Hybride Arbeitsmodelle erfordern ZTNA 2.0.

Die COVID-19-Pandemie hat die Welt grundlegend verändert. Unternehmen mussten Pläne für die Digitalisierung, die auf mehrere Jahre ausgelegt waren, innerhalb weniger Monate umsetzen. Mitarbeiter, die bisher an einen Standort gebunden waren, können jetzt überall arbeiten – und dieser Trend wird sich auch weiterhin fortsetzen. Laut der Studie von ZK Research zum mobilen Arbeiten (Work-from-Anywhere Study 2022) haben vor der Pandemie nur 22 % der Beschäftigten regelmäßig extern gearbeitet, aber inzwischen sind 51 % zwei bis drei Tage und 14 % einen Tag pro Woche im Homeoffice. Das zeigt: Hybriden Arbeitsmodellen gehört die Zukunft.

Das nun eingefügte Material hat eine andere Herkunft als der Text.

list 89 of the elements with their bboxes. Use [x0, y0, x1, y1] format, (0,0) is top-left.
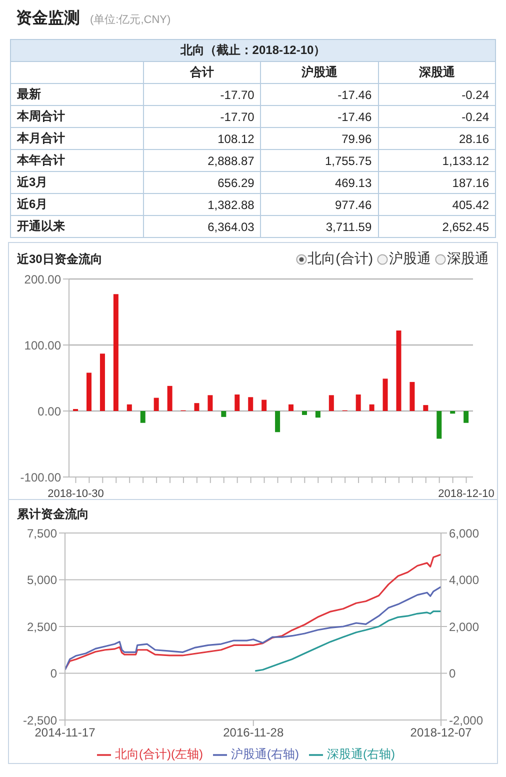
category-label: 沪股通 — [260, 62, 378, 84]
bar — [86, 372, 92, 411]
text: 656.29 — [218, 176, 254, 190]
chart-title: 近30日资金流向 — [17, 250, 102, 268]
x-tick-label: 2014-11-17 — [34, 726, 96, 740]
text: 469.13 — [334, 176, 372, 190]
bar — [234, 394, 240, 411]
y2-tick-label: 6,000 — [449, 526, 480, 540]
y-tick-label: -2,500 — [22, 713, 58, 728]
text: 6,364.03 — [208, 220, 254, 234]
text: 资金监测 — [16, 8, 80, 29]
bar — [356, 394, 361, 411]
bar — [369, 404, 374, 411]
category-label: 近3月 — [17, 175, 48, 189]
y-tick-label: -100.00 — [20, 470, 62, 484]
text: -0.24 — [462, 110, 489, 124]
text: -17.46 — [338, 88, 372, 102]
chart-title: 累计资金流向 — [16, 506, 90, 523]
y2-tick-label: -2,000 — [449, 713, 484, 728]
x-tick-label: 2018-10-30 — [48, 488, 104, 500]
text: 深股通 — [447, 250, 489, 268]
text: -0.24 — [462, 88, 489, 102]
bar — [302, 411, 307, 415]
category-label: 本周合计 — [17, 109, 65, 123]
x-tick-label: 2016-11-28 — [223, 726, 284, 740]
text: 79.96 — [342, 132, 372, 146]
y-tick-label: 200.00 — [24, 272, 62, 286]
text: 977.46 — [334, 198, 372, 212]
legend-label: 北向(合计)(左轴) — [115, 747, 203, 761]
bar — [382, 378, 388, 411]
bar — [140, 411, 146, 423]
y-tick-label: 0.00 — [38, 404, 62, 418]
bar — [113, 294, 118, 411]
y-tick-label: 0 — [50, 666, 58, 681]
x-tick-label: 2018-12-10 — [438, 488, 494, 500]
bar — [248, 397, 254, 411]
text: -17.46 — [338, 110, 372, 124]
bar — [450, 411, 456, 414]
bar — [167, 386, 172, 411]
text: 28.16 — [458, 132, 489, 146]
bar — [126, 404, 132, 411]
bar — [100, 354, 105, 411]
y2-tick-label: 4,000 — [449, 573, 480, 588]
bar — [436, 411, 442, 439]
category-label: 合计 — [144, 62, 261, 84]
text: 1,133.12 — [442, 154, 489, 168]
text: 1,755.75 — [324, 154, 372, 168]
bar — [262, 400, 267, 411]
y-tick-label: 5,000 — [26, 573, 58, 588]
text: (单位:亿元,CNY) — [90, 13, 171, 27]
y-tick-label: 7,500 — [26, 526, 58, 540]
category-label: 开通以来 — [17, 219, 65, 233]
category-label: 本年合计 — [17, 153, 65, 167]
text: 108.12 — [218, 132, 254, 146]
text: 405.42 — [452, 198, 489, 212]
y-tick-label: 100.00 — [24, 338, 62, 352]
bar — [396, 330, 402, 411]
legend-label: 沪股通(右轴) — [230, 747, 299, 761]
text: 沪股通 — [389, 250, 431, 268]
bar — [315, 411, 320, 418]
bar — [275, 411, 280, 432]
text: 1,382.88 — [208, 198, 254, 212]
text: 3,711.59 — [326, 220, 372, 234]
text: 187.16 — [452, 176, 489, 190]
bar — [221, 411, 226, 417]
bar — [154, 398, 159, 411]
y2-tick-label: 2,000 — [449, 620, 480, 634]
bar — [410, 382, 415, 411]
bar — [423, 405, 428, 411]
category-label: 深股通 — [378, 62, 496, 84]
category-label: 近6月 — [17, 197, 48, 211]
bar — [208, 395, 213, 411]
line-series — [254, 610, 441, 672]
bar — [328, 395, 334, 411]
y2-tick-label: 0 — [449, 666, 456, 681]
text: -17.70 — [220, 88, 254, 102]
text: 2,652.45 — [442, 220, 489, 234]
category-label: 本月合计 — [17, 131, 65, 145]
text: -17.70 — [220, 110, 254, 124]
x-tick-label: 2018-12-07 — [410, 726, 472, 740]
bar — [288, 404, 294, 411]
category-label: 最新 — [17, 87, 41, 101]
text: 北向（截止：2018-12-10） — [10, 40, 496, 62]
legend-label: 深股通(右轴) — [326, 747, 395, 761]
y-tick-label: 2,500 — [26, 620, 58, 634]
text: 2,888.87 — [208, 154, 254, 168]
bar — [464, 411, 469, 423]
bar — [194, 403, 200, 411]
text: 北向(合计) — [308, 250, 373, 268]
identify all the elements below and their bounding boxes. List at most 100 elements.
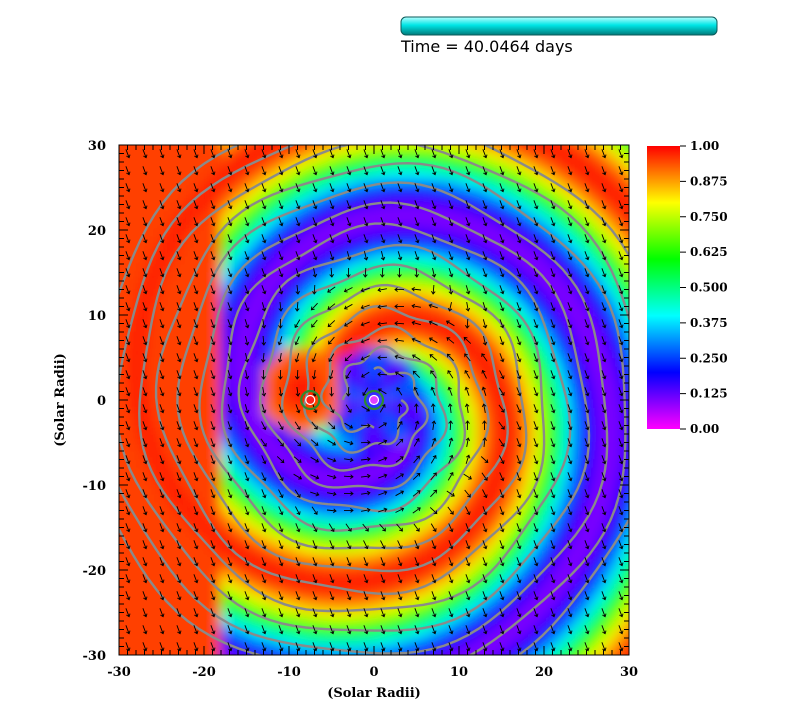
- heatmap-cell: [314, 518, 324, 528]
- heatmap-cell: [399, 408, 409, 418]
- heatmap-cell: [416, 229, 426, 239]
- heatmap-cell: [280, 646, 290, 655]
- heatmap-cell: [246, 323, 256, 333]
- velocity-arrow: [431, 183, 437, 193]
- heatmap-cell: [467, 595, 477, 605]
- heatmap-cell: [119, 425, 128, 435]
- heatmap-cell: [509, 535, 519, 545]
- heatmap-cell: [594, 289, 604, 299]
- heatmap-cell: [280, 128, 290, 138]
- velocity-arrow: [244, 404, 250, 414]
- heatmap-cell: [271, 153, 281, 163]
- heatmap-cell: [628, 161, 629, 171]
- heatmap-cell: [560, 620, 570, 630]
- heatmap-cell: [407, 221, 417, 231]
- heatmap-cell: [195, 238, 205, 248]
- velocity-arrow: [395, 507, 405, 513]
- heatmap-cell: [246, 382, 256, 392]
- velocity-arrow: [142, 455, 148, 465]
- heatmap-cell: [628, 365, 629, 375]
- heatmap-cell: [119, 187, 120, 197]
- heatmap-cell: [195, 382, 205, 392]
- heatmap-cell: [441, 552, 451, 562]
- velocity-arrow: [360, 355, 370, 361]
- heatmap-cell: [135, 195, 145, 205]
- heatmap-cell: [297, 561, 307, 571]
- heatmap-cell: [603, 535, 613, 545]
- heatmap-cell: [144, 229, 154, 239]
- heatmap-cell: [297, 323, 307, 333]
- heatmap-cell: [305, 340, 315, 350]
- heatmap-cell: [322, 620, 332, 630]
- heatmap-cell: [416, 280, 426, 290]
- heatmap-cell: [569, 408, 579, 418]
- heatmap-cell: [297, 365, 307, 375]
- heatmap-cell: [339, 246, 349, 256]
- heatmap-cell: [220, 612, 230, 622]
- heatmap-cell: [195, 128, 205, 138]
- heatmap-cell: [526, 450, 536, 460]
- heatmap-cell: [535, 654, 545, 655]
- heatmap-cell: [119, 416, 120, 426]
- heatmap-cell: [586, 629, 596, 639]
- heatmap-cell: [424, 425, 434, 435]
- heatmap-cell: [552, 663, 562, 673]
- heatmap-cell: [119, 433, 120, 443]
- heatmap-cell: [543, 467, 553, 477]
- heatmap-cell: [399, 450, 409, 460]
- heatmap-cell: [246, 612, 256, 622]
- velocity-arrow: [227, 642, 233, 652]
- heatmap-cell: [254, 348, 264, 358]
- heatmap-cell: [161, 603, 171, 613]
- velocity-arrow: [584, 285, 590, 295]
- heatmap-cell: [254, 145, 264, 154]
- heatmap-cell: [492, 204, 502, 214]
- velocity-arrow: [343, 287, 353, 293]
- heatmap-cell: [127, 365, 137, 375]
- heatmap-cell: [501, 187, 511, 197]
- heatmap-cell: [297, 212, 307, 222]
- heatmap-cell: [552, 229, 562, 239]
- heatmap-cell: [314, 314, 324, 324]
- heatmap-cell: [195, 484, 205, 494]
- heatmap-cell: [144, 527, 154, 537]
- heatmap-cell: [535, 552, 545, 562]
- heatmap-cell: [119, 145, 120, 154]
- heatmap-cell: [348, 654, 358, 655]
- heatmap-cell: [348, 425, 358, 435]
- heatmap-cell: [297, 459, 307, 469]
- heatmap-cell: [484, 663, 494, 673]
- heatmap-cell: [254, 467, 264, 477]
- heatmap-cell: [577, 544, 587, 554]
- heatmap-cell: [620, 510, 629, 520]
- heatmap-cell: [611, 263, 621, 273]
- heatmap-cell: [577, 391, 587, 401]
- heatmap-cell: [407, 255, 417, 265]
- heatmap-cell: [186, 306, 196, 316]
- heatmap-cell: [288, 178, 298, 188]
- heatmap-cell: [611, 637, 621, 647]
- heatmap-cell: [373, 153, 383, 163]
- heatmap-cell: [416, 612, 426, 622]
- heatmap-cell: [169, 238, 179, 248]
- heatmap-cell: [543, 450, 553, 460]
- velocity-arrow: [378, 490, 388, 496]
- heatmap-cell: [169, 620, 179, 630]
- heatmap-cell: [280, 484, 290, 494]
- heatmap-cell: [433, 365, 443, 375]
- velocity-arrow: [447, 370, 454, 379]
- heatmap-cell: [526, 170, 536, 180]
- heatmap-cell: [169, 459, 179, 469]
- heatmap-cell: [543, 263, 553, 273]
- heatmap-cell: [560, 204, 570, 214]
- heatmap-cell: [594, 374, 604, 384]
- heatmap-cell: [212, 433, 222, 443]
- velocity-arrow: [210, 421, 216, 431]
- velocity-arrow: [533, 319, 539, 329]
- heatmap-cell: [577, 314, 587, 324]
- heatmap-cell: [178, 382, 188, 392]
- velocity-arrow: [448, 540, 454, 550]
- heatmap-cell: [467, 145, 477, 146]
- velocity-arrow: [176, 166, 182, 176]
- heatmap-cell: [518, 195, 528, 205]
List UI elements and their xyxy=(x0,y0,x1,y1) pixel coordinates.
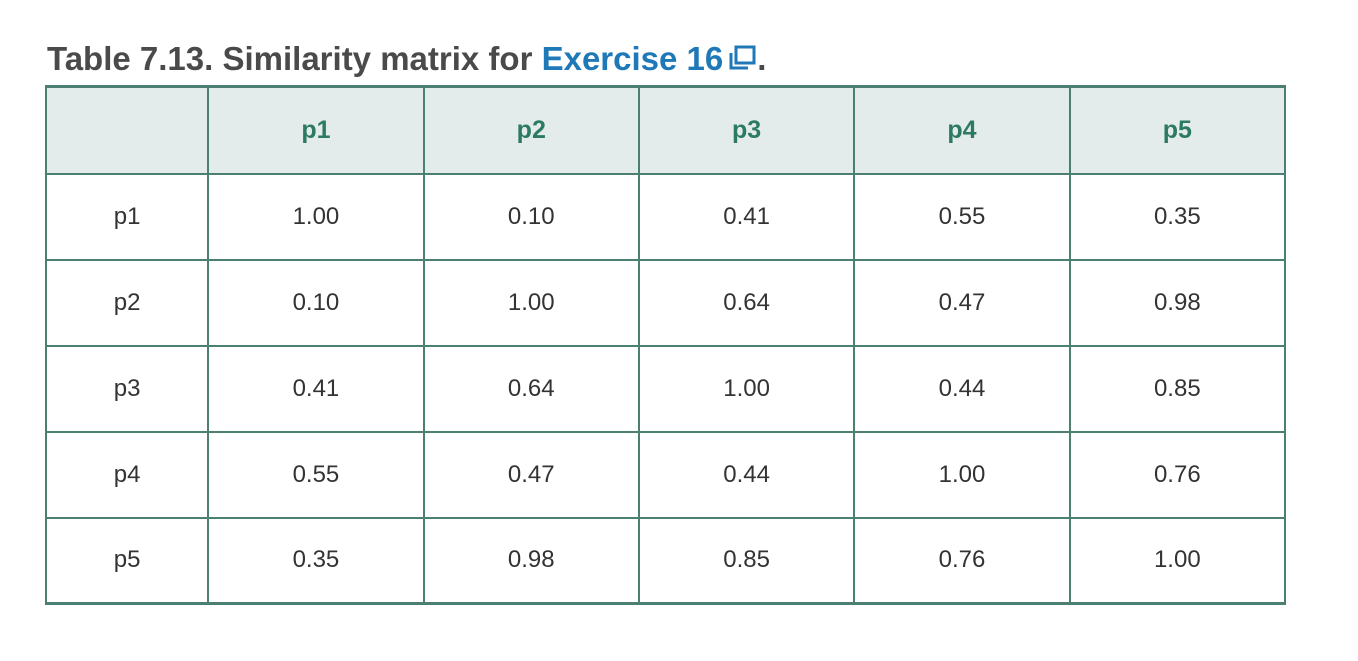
table-cell: 0.76 xyxy=(1068,430,1287,519)
caption-prefix: Table 7.13. Similarity matrix for xyxy=(47,40,542,77)
corner-cell xyxy=(44,85,210,175)
table-cell: 0.98 xyxy=(1068,258,1287,347)
row-header: p3 xyxy=(44,344,210,433)
table-row: p3 0.41 0.64 1.00 0.44 0.85 xyxy=(44,344,1287,433)
table-cell: 0.44 xyxy=(853,344,1071,433)
table-cell: 1.00 xyxy=(422,258,640,347)
table-cell: 0.10 xyxy=(422,172,640,261)
table-row: p5 0.35 0.98 0.85 0.76 1.00 xyxy=(44,516,1287,605)
external-link-icon[interactable] xyxy=(727,44,757,70)
row-header: p4 xyxy=(44,430,210,519)
table-row: p1 1.00 0.10 0.41 0.55 0.35 xyxy=(44,172,1287,261)
similarity-matrix-table: p1 p2 p3 p4 p5 p1 1.00 0.10 0.41 0.55 0.… xyxy=(44,85,1287,605)
table-cell: 0.55 xyxy=(853,172,1071,261)
table-cell: 1.00 xyxy=(637,344,856,433)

Viele Unternehmen gehen nicht davon aus, dass ihre Mitarbeiter wieder in Vollzeit ins Büro zurückkehren werden. Brent Hyder, President und Chief People Officer bei Salesforce, berichtete MarketWatch, dass das Unternehmen seine Gebäude umgestalten und zahlreiche Schreibtische ausmustern wird. Er erwartet, dass 65 % der 54.000 Mitarbeiter nur zwischen ein und drei Tagen pro Woche im Büro arbeiten werden (im Vergleich zu 40 % vor der Pandemie). Auch andere Unternehmen wie Microsoft und Google bieten hybride Arbeitsmodelle an.